12. My philosophical framework is Sartrean Existentialism and I consider myself an Anarcho-Collectivist. I vote Green.

13. I have a burgeoning suspicion that caffeine is the worst drug in North America and is being used (albeit unintentionally) to prevent us from questioning the capitalist superstructure.

14. I believe in the existence of other sentient species. Look up at the sky from the middle of a field in Saskatchewan on a clear night, and you’ll know why.

15. I haven’t had cable television for over a year and it’s wonderful. I don’t really like television that much anyway; it’s too passive.
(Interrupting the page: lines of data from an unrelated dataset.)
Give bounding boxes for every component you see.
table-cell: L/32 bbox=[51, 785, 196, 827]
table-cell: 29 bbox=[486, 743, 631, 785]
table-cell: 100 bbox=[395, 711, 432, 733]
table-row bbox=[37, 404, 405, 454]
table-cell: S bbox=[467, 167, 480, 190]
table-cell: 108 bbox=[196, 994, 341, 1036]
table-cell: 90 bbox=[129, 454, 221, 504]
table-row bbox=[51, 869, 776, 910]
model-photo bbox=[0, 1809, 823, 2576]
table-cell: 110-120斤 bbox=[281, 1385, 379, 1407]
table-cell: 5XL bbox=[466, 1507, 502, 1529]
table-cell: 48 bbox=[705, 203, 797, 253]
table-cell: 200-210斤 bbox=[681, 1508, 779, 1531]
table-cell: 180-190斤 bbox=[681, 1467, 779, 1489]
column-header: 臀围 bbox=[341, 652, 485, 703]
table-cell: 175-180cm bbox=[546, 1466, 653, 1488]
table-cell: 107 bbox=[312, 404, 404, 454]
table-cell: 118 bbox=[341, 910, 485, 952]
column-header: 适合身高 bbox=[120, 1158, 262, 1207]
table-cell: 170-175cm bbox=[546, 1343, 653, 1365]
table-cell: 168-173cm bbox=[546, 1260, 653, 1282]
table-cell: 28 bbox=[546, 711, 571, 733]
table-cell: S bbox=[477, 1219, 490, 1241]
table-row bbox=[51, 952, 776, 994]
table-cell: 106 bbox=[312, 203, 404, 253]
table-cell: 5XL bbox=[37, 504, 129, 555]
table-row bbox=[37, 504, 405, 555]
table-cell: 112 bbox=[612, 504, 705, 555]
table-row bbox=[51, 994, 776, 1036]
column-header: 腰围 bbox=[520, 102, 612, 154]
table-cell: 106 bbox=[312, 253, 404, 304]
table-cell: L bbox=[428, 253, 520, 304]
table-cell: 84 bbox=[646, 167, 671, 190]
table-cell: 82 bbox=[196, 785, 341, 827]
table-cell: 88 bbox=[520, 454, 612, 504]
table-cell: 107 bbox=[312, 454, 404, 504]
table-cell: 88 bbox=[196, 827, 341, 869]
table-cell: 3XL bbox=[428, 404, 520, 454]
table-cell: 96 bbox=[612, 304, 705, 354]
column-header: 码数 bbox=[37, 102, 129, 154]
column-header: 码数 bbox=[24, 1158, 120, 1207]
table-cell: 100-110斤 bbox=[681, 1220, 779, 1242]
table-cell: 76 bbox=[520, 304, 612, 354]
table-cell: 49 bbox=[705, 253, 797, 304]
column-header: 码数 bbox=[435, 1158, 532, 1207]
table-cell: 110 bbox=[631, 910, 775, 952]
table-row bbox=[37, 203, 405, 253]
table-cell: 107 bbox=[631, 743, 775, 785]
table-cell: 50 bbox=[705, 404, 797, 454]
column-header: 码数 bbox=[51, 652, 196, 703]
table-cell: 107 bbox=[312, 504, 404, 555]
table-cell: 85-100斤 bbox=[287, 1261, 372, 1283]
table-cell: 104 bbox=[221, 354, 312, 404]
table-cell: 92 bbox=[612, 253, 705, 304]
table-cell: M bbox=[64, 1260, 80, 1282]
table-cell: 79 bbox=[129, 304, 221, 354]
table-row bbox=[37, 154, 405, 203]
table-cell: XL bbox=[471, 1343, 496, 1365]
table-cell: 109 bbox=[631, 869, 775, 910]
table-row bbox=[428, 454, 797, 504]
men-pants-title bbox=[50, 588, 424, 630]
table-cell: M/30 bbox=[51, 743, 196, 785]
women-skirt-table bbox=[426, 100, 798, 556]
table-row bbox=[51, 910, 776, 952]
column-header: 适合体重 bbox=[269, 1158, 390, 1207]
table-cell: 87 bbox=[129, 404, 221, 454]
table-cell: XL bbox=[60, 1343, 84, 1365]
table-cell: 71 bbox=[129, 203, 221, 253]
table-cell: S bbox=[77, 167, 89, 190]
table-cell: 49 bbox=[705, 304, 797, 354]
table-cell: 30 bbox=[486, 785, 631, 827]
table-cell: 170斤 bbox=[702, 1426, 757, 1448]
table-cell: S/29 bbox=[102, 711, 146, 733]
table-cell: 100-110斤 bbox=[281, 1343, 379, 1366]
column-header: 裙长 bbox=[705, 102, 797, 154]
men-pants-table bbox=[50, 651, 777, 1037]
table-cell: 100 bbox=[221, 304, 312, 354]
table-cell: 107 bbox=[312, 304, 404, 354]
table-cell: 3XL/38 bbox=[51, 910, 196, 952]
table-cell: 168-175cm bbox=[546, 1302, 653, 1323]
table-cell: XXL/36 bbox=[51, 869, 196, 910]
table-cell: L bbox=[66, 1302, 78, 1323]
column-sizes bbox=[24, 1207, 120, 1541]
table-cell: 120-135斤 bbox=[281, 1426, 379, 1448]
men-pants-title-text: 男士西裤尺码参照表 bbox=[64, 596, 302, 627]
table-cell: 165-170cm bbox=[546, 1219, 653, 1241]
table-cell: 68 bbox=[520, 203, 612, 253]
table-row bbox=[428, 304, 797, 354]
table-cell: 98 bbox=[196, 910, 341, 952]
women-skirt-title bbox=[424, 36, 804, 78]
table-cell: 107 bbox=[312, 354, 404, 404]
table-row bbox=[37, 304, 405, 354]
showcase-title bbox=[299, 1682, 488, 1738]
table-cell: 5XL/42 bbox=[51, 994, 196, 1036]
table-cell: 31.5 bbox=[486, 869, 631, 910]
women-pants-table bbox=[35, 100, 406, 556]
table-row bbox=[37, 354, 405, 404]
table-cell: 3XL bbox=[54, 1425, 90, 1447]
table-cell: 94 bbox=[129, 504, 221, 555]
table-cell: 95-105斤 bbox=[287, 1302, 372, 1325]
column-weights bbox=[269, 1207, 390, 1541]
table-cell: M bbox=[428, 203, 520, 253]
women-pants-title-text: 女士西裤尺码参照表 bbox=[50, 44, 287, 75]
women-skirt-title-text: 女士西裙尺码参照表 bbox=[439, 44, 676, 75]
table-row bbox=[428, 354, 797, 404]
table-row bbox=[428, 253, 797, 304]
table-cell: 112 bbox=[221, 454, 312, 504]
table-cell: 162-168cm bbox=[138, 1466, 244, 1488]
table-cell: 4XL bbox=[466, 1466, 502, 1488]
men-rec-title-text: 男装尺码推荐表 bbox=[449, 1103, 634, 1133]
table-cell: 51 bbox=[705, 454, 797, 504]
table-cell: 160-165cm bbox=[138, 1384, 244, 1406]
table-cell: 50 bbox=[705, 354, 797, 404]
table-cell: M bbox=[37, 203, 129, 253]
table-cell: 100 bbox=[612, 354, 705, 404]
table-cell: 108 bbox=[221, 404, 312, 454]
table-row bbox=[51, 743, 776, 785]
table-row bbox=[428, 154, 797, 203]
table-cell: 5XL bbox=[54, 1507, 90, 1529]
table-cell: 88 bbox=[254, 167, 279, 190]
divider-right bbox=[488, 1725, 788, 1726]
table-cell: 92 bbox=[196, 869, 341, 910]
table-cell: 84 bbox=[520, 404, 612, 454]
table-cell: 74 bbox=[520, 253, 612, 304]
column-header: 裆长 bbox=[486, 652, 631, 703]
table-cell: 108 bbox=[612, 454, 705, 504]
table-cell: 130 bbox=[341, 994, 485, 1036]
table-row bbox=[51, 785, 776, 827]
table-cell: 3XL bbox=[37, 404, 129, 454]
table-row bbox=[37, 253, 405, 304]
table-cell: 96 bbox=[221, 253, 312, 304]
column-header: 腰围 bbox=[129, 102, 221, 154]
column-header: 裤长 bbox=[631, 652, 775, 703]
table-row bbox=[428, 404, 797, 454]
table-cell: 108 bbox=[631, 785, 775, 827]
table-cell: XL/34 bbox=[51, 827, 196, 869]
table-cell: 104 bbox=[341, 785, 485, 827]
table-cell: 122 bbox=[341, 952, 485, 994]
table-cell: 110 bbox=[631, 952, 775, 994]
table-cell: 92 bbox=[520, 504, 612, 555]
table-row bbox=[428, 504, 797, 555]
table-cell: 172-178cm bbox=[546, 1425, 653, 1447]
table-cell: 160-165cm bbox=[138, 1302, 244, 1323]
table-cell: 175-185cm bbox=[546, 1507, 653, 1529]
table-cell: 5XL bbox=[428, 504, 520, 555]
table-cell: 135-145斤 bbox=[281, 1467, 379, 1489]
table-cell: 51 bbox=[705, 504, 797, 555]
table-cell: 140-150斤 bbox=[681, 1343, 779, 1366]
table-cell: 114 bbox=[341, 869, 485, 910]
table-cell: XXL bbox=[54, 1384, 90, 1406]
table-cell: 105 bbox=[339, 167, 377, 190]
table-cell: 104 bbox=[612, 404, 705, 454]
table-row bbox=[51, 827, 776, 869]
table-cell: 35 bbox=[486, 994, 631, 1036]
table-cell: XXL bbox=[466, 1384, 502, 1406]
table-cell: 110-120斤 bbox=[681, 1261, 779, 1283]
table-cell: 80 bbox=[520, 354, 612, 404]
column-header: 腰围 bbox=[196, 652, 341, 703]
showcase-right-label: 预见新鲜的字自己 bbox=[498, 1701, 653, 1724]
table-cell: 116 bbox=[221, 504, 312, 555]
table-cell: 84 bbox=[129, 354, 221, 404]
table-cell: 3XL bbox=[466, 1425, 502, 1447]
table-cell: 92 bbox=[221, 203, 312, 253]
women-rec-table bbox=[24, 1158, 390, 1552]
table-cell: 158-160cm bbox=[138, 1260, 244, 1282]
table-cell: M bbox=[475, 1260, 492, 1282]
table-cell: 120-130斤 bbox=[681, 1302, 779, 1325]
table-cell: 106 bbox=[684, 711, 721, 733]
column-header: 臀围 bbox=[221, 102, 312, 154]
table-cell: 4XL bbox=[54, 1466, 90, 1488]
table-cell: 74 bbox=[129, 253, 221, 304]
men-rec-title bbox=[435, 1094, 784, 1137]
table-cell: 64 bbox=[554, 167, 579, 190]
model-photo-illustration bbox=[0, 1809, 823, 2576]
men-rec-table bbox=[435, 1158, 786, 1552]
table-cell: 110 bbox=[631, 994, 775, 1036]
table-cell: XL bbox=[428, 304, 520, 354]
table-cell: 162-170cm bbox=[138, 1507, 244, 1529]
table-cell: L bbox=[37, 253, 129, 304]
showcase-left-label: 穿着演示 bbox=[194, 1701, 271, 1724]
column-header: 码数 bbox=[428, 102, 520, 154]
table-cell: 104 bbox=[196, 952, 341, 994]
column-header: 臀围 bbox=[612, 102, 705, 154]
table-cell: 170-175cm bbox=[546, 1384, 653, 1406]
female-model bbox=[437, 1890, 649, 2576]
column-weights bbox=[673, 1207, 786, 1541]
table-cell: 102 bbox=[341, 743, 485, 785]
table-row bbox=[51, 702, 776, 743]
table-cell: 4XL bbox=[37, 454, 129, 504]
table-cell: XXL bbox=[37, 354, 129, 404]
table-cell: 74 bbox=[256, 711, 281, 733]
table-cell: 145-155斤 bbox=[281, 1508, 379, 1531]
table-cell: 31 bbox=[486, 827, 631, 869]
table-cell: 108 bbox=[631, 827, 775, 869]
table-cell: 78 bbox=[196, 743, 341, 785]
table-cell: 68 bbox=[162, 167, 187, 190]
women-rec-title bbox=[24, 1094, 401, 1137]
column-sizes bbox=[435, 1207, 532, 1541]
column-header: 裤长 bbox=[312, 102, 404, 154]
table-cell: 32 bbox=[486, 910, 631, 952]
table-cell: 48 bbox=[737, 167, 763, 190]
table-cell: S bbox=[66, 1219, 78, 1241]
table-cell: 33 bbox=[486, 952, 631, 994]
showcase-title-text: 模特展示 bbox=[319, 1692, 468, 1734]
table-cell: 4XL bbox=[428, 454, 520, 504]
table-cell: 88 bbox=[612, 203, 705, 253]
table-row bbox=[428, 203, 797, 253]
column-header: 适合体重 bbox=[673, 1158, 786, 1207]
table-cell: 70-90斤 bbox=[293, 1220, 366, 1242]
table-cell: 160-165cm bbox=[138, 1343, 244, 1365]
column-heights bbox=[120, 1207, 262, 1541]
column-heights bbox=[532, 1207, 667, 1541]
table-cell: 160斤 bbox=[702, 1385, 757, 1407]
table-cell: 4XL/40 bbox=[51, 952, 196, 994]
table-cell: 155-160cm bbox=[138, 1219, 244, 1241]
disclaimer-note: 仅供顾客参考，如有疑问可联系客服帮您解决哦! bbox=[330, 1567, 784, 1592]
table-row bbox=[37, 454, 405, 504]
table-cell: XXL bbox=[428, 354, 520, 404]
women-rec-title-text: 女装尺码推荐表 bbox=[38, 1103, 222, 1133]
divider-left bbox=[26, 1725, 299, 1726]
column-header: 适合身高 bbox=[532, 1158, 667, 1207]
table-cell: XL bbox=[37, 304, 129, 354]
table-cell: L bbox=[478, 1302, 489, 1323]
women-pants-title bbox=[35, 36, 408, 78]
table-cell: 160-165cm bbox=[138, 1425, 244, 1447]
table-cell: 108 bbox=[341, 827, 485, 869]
16. I’m generally a total philistine when it comes to movies. That’s not to say I don’t like them, I just haven’t watched many of the so-called “classics” everyone else saw in the mid-nineties.

17. I speak excellent English, workable French, a few words of German and Japanese, and know how to say “Cheers” in more languages than I do “Hello” (I believe 9 at last count).

18. Of all the insanely geeky things I’m disconcertingly good at, Dance Dance Revolution and Dungeons & Dragons rank at the top.

19. Random achievements: I’m a green belt in Judo, I have my ACUC SCUBA certification (I’ve also done night diving and ice diving), ASIP (Alberta Server Intervention Program) certification and  pleasurecraft operator certification (IE, I can drive a boat), I can do 180s on snowboards, 360s on seadoos, pop shuv-its on skateboards, can stay upright on wakeboards and kneeboards, won 3rd place in a science fair in third grade, can program in C, C++, PHP, HTML, CSS, BASIC, PASCAL and probably a few I’m forgetting, I was an honour roll kid/mathlete/choir kid/band wing kid/punk kid/drama tech kid/hacker kid/french club kid/student newspaper kid/disillusioned art kid in high-school, I am an ordained minister in the United Life Church Monastary and I started my first website in grade six.

20. I think the world needs more communication, togetherness, backrubs, mushroom trips, bass-heavy music, tolerance, understanding, starry nights, books, art, imagination, courageousness, girls that smoke cannabis, collective groups, public transit, biofuels, Free software, honest politicians, sustainable agriculture, non-trivial information on the Internet, bong hits, dancing and logic.

21. Someday I’m totally going to write and illustrate a comic book about fractals.

22. I’m definitely a cat person.

23. I bought a shrieking, glowing, baby head theramin for a class project and fully intend to use it in my rig when I become a drum and bass DJ (Escape Plan #282).

24. Political Science has destroyed me creatively. If I go through a very pissy and hermitic creative phase, blame my education.

25. I have tried practically every energy drink on the market, and they all suck. The only ones I actually like are the ones Mountain Dew is releasing.

That’s it.

Posted February 22nd, 2009 in Uncategorized.